Delay-oriented technology mapping for heterogeneous FPGAs with bounded resources

In order to maximize performance and device utilization, recent generation of FPGAs take advantage of speed and density benefits resulted from heterogeneous FPGAs, which provide either an array of homogeneous programmable logic blocks (PLBs), each configured to implement circuits with LUTs of different sizes, or an array of physically heterogeneous LUTs. Some heterogeneous FPGAs do not have limitations on the availability of LUTs of specific sizes within chip capacity due to the configuration flexibility of their PLBs, while others, such as Altera FLEX10K devices and Vantis VF1 FPGAs, have limited number of LUTs of certain types (such as embedded memory blocks), which we call heterogeneous FPGAs with bounded resources.

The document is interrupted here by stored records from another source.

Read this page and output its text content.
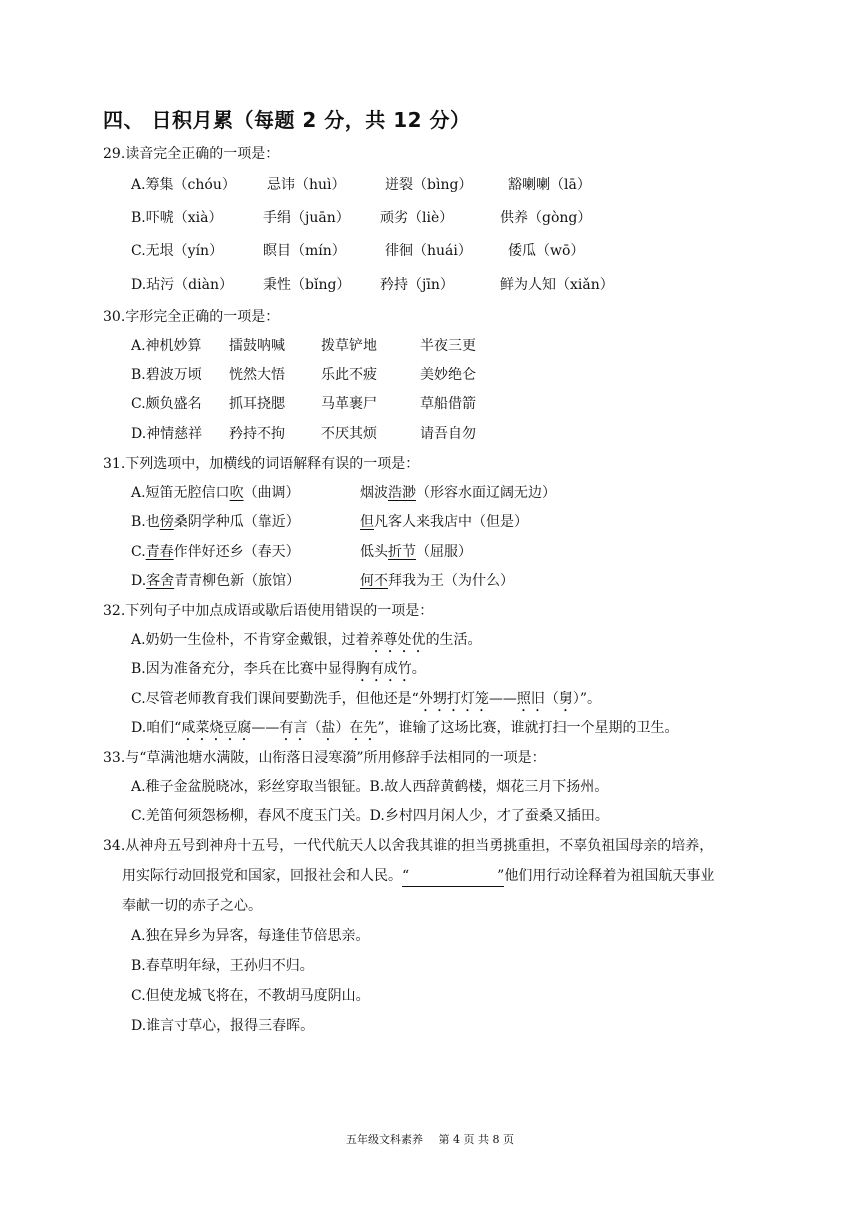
四、 日积月累（每题 2 分，共 12 分）
29.读音完全正确的一项是：
A.筹集（chóu） 忌讳（huì）	迸裂（bìng）	豁喇喇（lā）
B.吓唬（xià）	手绢（juān） 顽劣（liè）	供养（gòng）
C.无垠（yín）	瞑目（mín）	徘徊（huái）	倭瓜（wō）
D.玷污（diàn） 秉性（bǐng） 矜持（jīn）	鲜为人知（xiǎn）
30.字形完全正确的一项是：
A.神机妙算 擂鼓呐喊	拨草铲地	半夜三更
B.碧波万顷 恍然大悟	乐此不疲	美妙绝仑
C.颇负盛名 抓耳挠腮	马革裹尸	草船借箭
D.神情慈祥 矜持不拘	不厌其烦	请吾自勿
31.下列选项中，加横线的词语解释有误的一项是：
A.短笛无腔信口吹（曲调）	烟波浩渺（形容水面辽阔无边）
B.也傍桑阴学种瓜（靠近）	但凡客人来我店中（但是）
C.青春作伴好还乡（春天）	低头折节（屈服）
D.客舍青青柳色新（旅馆）	何不拜我为王（为什么）
32.下列句子中加点成语或歇后语使用错误的一项是：
A.奶奶一生俭朴，不肯穿金戴银，过着养尊处优的生活。
B.因为准备充分，李兵在比赛中显得胸有成竹。
C.尽管老师教育我们课间要勤洗手，但他还是“外甥打灯笼——照旧（舅）”。
D.咱们“咸菜烧豆腐——有言（盐）在先”，谁输了这场比赛，谁就打扫一个星期的卫生。
33.与“草满池塘水满陂，山衔落日浸寒漪”所用修辞手法相同的一项是：
A.稚子金盆脱晓冰，彩丝穿取当银钲。B.故人西辞黄鹤楼，烟花三月下扬州。
C.羌笛何须怨杨柳，春风不度玉门关。D.乡村四月闲人少，才了蚕桑又插田。
34.从神舟五号到神舟十五号，一代代航天人以舍我其谁的担当勇挑重担，不辜负祖国母亲的培养，
用实际行动回报党和国家，回报社会和人民。“	”他们用行动诠释着为祖国航天事业
奉献一切的赤子之心。
A.独在异乡为异客，每逢佳节倍思亲。
B.春草明年绿，王孙归不归。
C.但使龙城飞将在，不教胡马度阴山。
D.谁言寸草心，报得三春晖。
五年级文科素养 第 4 页 共 8 页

LUTs of different sizes usually have different delays. In this paper, we study the technology mapping problem for delay minimization for heterogeneous FPGAs with bounded resources. We show that it is NP-Hard for general networks, but can be solved optimally in pseudo-polynomial time for trees. We then present two heuristic algorithms, named BinaryHM and CN-HM, for delay minimization of general networks for heterogeneous FPGA designs with bounded resources. We have tested BinaryHM and CN-HM on MONO benchmarks on Altera FLEX10K device family, which can be taken as the heterogeneous FPGAs with 4-LUTs and a limited number of 11-LUTs. The experimental results show that compared with FlowMap using only 4-LUTs, both BinaryHM and CN-HM can reduce more than 20% of the circuit mapping delays, 27% of the 4-LUT area and 10% of the circuit layout delays by making efficient use of the available heterogeneous LUTs.